Record numbers of young Labour Party supporters defied rain and chill along the Tyrifjord on Thursday in a massive pep rally before the September national election. They cheered and applauded their leader Eskil Pedersen, as he attacked the two women leading Labour’s biggest opposition parties.
“It’s a paradox that two women (Conservatives’ leader Erna Solberg and Progress Party leader Siv Jensen) can end up leading the most anti-equality government for a long time,” Pedersen, the leader of Labour’s youth organization AUF, bellowed from the stage.
He also referred to the overweight Solberg as someone who “waddles” around and “stamps everything” she comes across with “freedom: Freedom for (wealthy businessman Stein Erik Hagen) from paying tax, freedom for private schools to earn money on students, freedom for Swedish youth to be unemployed, freedom for the oil fund from saving for the future.” Sporting a T-shirt reading “Frihet” (Freedom) himself, Pedersen seemed to think Labour had more rights to it than Solberg.
Pedersen’s choice of the word “waddles” brought a quick and sharp rebuke from his counterpart at the Young Conservatives, Paul Joakim Sandøy, who likened such language to someone still stuck in puberty. “He’s making a mistake if he thinks that kind of language (referring to Solberg’s obesity) will function in an election campaign,” Sandøy told Norwegian Broadcasting (NRK). “I think voters want to be taken seriously.”

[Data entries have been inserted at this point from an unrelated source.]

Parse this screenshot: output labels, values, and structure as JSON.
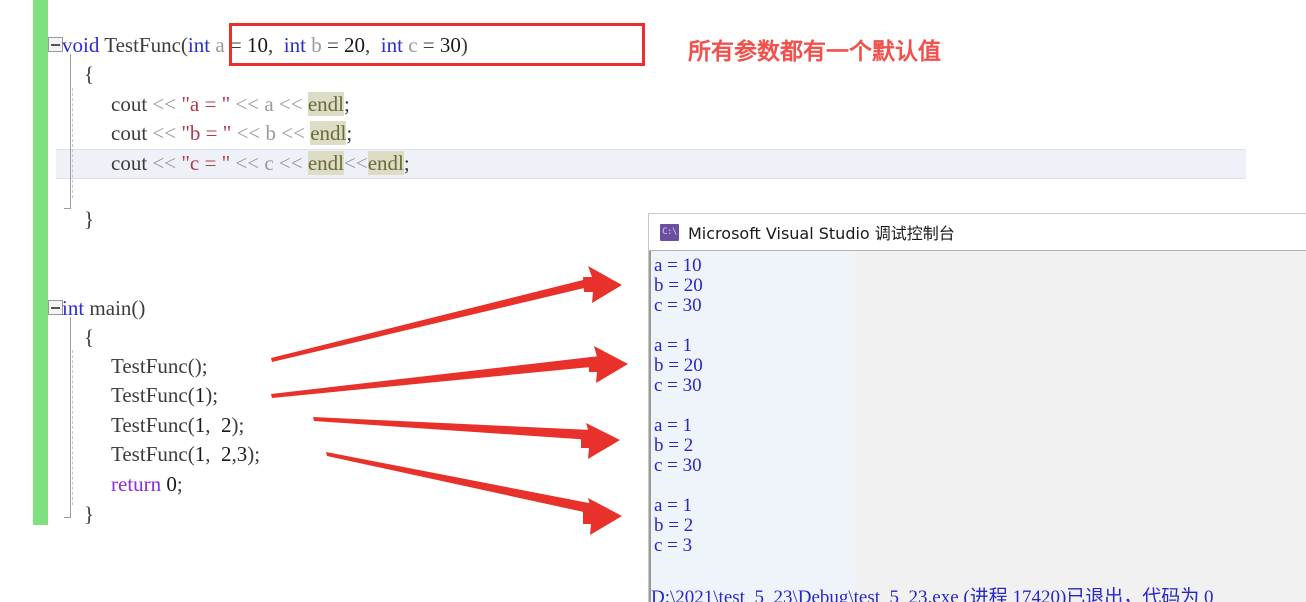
{
  "editor": {
    "lines": [
      {
        "id": "func-signature",
        "text": "void TestFunc(int a = 10, int b = 20, int c = 30)"
      },
      {
        "id": "func-open-brace",
        "text": "{"
      },
      {
        "id": "cout-a",
        "text": "cout << \"a = \" << a << endl;"
      },
      {
        "id": "cout-b",
        "text": "cout << \"b = \" << b << endl;"
      },
      {
        "id": "cout-c",
        "text": "cout << \"c = \" << c << endl<<endl;"
      },
      {
        "id": "func-close-brace",
        "text": "}"
      },
      {
        "id": "main-signature",
        "text": "int main()"
      },
      {
        "id": "main-open-brace",
        "text": "{"
      },
      {
        "id": "call-1",
        "text": "TestFunc();"
      },
      {
        "id": "call-2",
        "text": "TestFunc(1);"
      },
      {
        "id": "call-3",
        "text": "TestFunc(1, 2);"
      },
      {
        "id": "call-4",
        "text": "TestFunc(1, 2,3);"
      },
      {
        "id": "return-stmt",
        "text": "return 0;"
      },
      {
        "id": "main-close-brace",
        "text": "}"
      }
    ],
    "tokens": {
      "kw_void": "void",
      "kw_int": "int",
      "kw_return": "return",
      "fn_testfunc": "TestFunc",
      "fn_main": "main",
      "cout": "cout",
      "endl": "endl",
      "shift_op": "<<",
      "str_a": "\"a = \"",
      "str_b": "\"b = \"",
      "str_c": "\"c = \"",
      "var_a": "a",
      "var_b": "b",
      "var_c": "c",
      "num_10": "10",
      "num_20": "20",
      "num_30": "30",
      "num_0": "0",
      "num_1": "1",
      "num_2": "2",
      "num_3": "3",
      "semicolon": ";",
      "comma": ",",
      "open_paren": "(",
      "close_paren": ")",
      "equals": "=",
      "open_brace": "{",
      "close_brace": "}"
    },
    "colors": {
      "keyword": "#2b2bd8",
      "string": "#b03a48",
      "endl_highlight": "#dddcc4",
      "track_changes_bar": "#7fe07f",
      "current_line": "#eef1f7"
    }
  },
  "annotation": {
    "text": "所有参数都有一个默认值",
    "color": "#f2504b"
  },
  "param_box": {
    "label": "int a = 10, int b = 20, int c = 30",
    "border_color": "#e8312a"
  },
  "console": {
    "title": "Microsoft Visual Studio 调试控制台",
    "icon_label": "C:\\",
    "icon_color": "#6b4fa0",
    "text_color": "#2727c8",
    "output_blocks": [
      [
        "a = 10",
        "b = 20",
        "c = 30"
      ],
      [
        "a = 1",
        "b = 20",
        "c = 30"
      ],
      [
        "a = 1",
        "b = 2",
        "c = 30"
      ],
      [
        "a = 1",
        "b = 2",
        "c = 3"
      ]
    ],
    "exit_line": "D:\\2021\\test_5_23\\Debug\\test_5_23.exe (进程 17420)已退出，代码为 0"
  },
  "arrows": {
    "color": "#e8312a",
    "items": [
      {
        "name": "arrow-call-1",
        "from_call": "TestFunc();",
        "to_block": 0
      },
      {
        "name": "arrow-call-2",
        "from_call": "TestFunc(1);",
        "to_block": 1
      },
      {
        "name": "arrow-call-3",
        "from_call": "TestFunc(1, 2);",
        "to_block": 2
      },
      {
        "name": "arrow-call-4",
        "from_call": "TestFunc(1, 2,3);",
        "to_block": 3
      }
    ]
  }
}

AUF’s national summer camp at Gulsrud on the Tyrifjord is the first since AUF was the target of a lone gunman’s massacre at their previous camp on the island of Utøya. Pedersen initially declared plans to “take back” Utøya and rebuild after the massacre, but he’s met strong resistance from survivors of the attack and other AUF members who don’t want to return to the island.
“Gulsrud isn’t the same as Utøya, but it’s fine alternative,” Anette Davidsen, leader of AUF in Nordland County in Northern Norway told NRK. “It’s important that we take the time necessary to rebuild Utøya. It’s better to do it right than to do it quickly.”
Davidsen, who survived the massacre on Utøya, said she’s “put it behind” her and wants to simply enjoy the summer camp, “what we had before 2011.” Among those coming to speak will be Labour Prime Minister Jens Stoltenberg and Health Minister Jonas Gahr Støre.
She’s glad so many young Labour supporters are taking part this year because “we want to gear up for the election campaign. Among the themes we’ll discuss are how to create the world’s best schools, to get more young people into jobs and, of course, how Labour and its coalition partners will win the election.”